There's less room for hype and august opinions when the medical condition is definable by blood chemistry, swellings, lesions or X-rays.

Psychiatric medications also require extra marketing slush funds because they are so often linked to "new violence" in previously non-violent patients, e.g., the many school
shootings that correlate to the prescriptions of such drugs.

Only in the psychiatric field do we get *this extent* of drug sales relying more upon experts’ word of mouth than upon demonstrable benefit with a minimum of side
effects--the yardstick most people would apply before taking any drug.

Shouldn’t the high decibel level of sales talks have been our first clue? These drugs’ erratic efficacy needed more marketing help than simple charts of their
effectiveness and harmful side effects would have produced.

By Dave Silberstein
From Los Angeles, CA, 12/05/2008

The profitability of Big Pharma at the expense of patient welfare is coming to light. Hooray. I'm hoping that the FDA, which has been a toothless tiger under Bush, will
finally come back to its mandate and reorganize the industry's priorities.
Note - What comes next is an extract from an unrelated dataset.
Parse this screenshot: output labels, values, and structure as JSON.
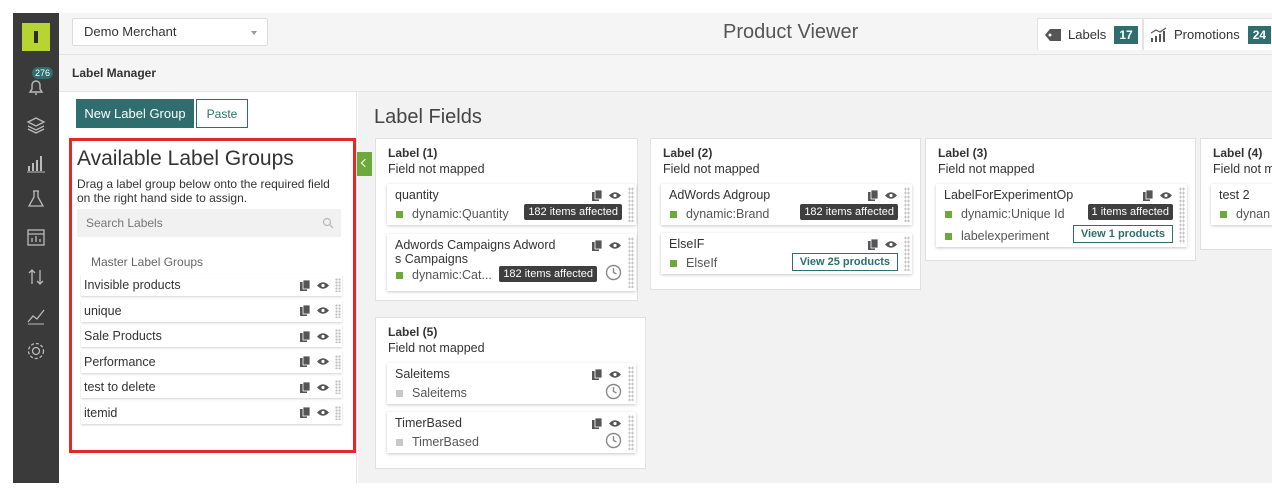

For in-depth background on this issue and especially how the psych drugmakers are having an adverse effect on national health, read "Comfortably Numb: How Psychiatry
is Medicating a Nation" by Charles Barber

By Alan Gilbertson
From Los Angeles, CA, 12/04/2008

Very on point, as this is a serious and increasing "marketing" issue. The biggest culprits in this arena are the psychiatric profession and their professional body, the APA,
who collect millions annually to promote pharmaceuticals not only to their own colleagues, but to general practitioners. The issue becomes even more serious when
promotion of off-label leads to the deaths and disablity of thousands of uninformed patients from side effects. Europe is way ahead of us in coming down hard on this kind
of thing. We need to do much, much better.

By Gaiko Kyofusho
From NC, 12/04/2008

Isn't there a site that does this nationwide? (not that i know how they would do this). I thought that i heard something about this, i am kicking myself for not writing down
info about it because i can't seem to find it via google/yahoo/msn.